Alors, que faisons-nous à partir de maintenant ? Si nous ne faisons rien, je suis convaincu que les tendances que nous observons vont s’aggraver. Les nouvelles technologies remettent déjà en question la façon dont nous régulons la monnaie, dont nous protégeons les consommateurs de la fraude. Et avec l’émergence de l’IA, la désinformation va devenir plus sophistiquée.

En tant que citoyens, nous devons prendre sur nous de devenir de meilleurs consommateurs de nouvelles, en regardant les sources, en réfléchissant avant de partager et en apprenant à nos enfants à devenir des penseurs critiques qui savent évaluer les sources et séparer l’opinion des faits. (...) Nous devons trouver des moyens de donner aux jeunes et au reste d’entre nous, la possibilité de développer des muscles civiques. Et nous devons trouver comment le faire, non seulement dans le monde réel, mais aussi sur les plateformes virtuelles où les jeunes passent du temps. (...)

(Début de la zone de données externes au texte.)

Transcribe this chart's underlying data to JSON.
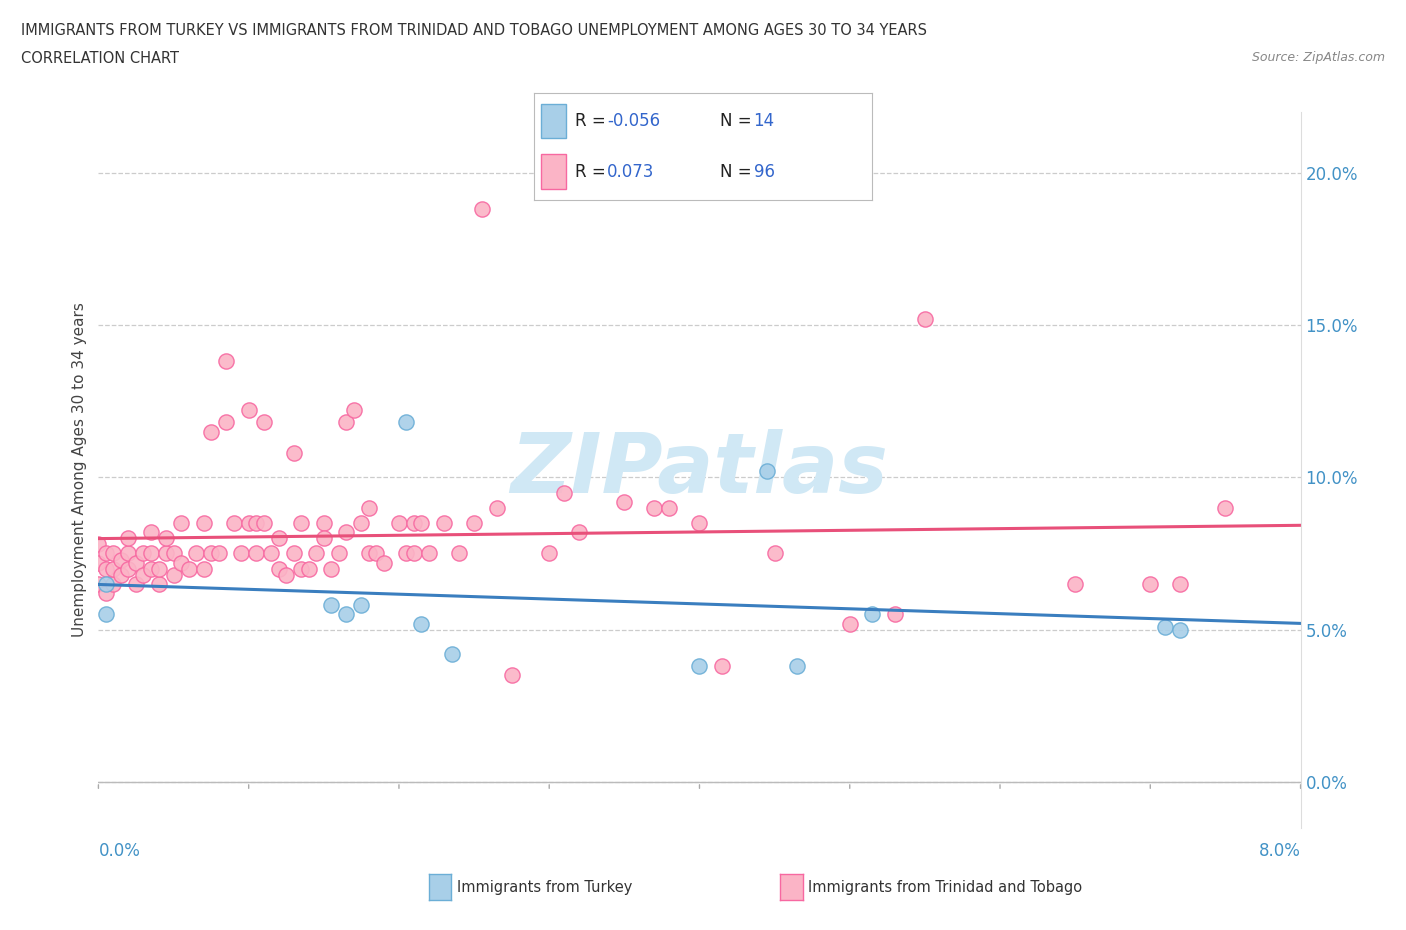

Le signe écrit à la main était un outil. La télévision est un outil. L’Internet est un outil. Les médias sociaux sont un outil. En fin de compte, les outils ne nous contrôlent pas. Nous les contrôlons, et nous pouvons les remodeler. C’est à chacun d’entre nous de décider de ses valeurs, puis d’utiliser les outils qui nous ont été donnés pour les promouvoir. Et je crois que nous devrions utiliser tous les outils à notre disposition pour garantir notre plus grand cadeau, un gouvernement de, par, pour le peuple pour les générations à venir.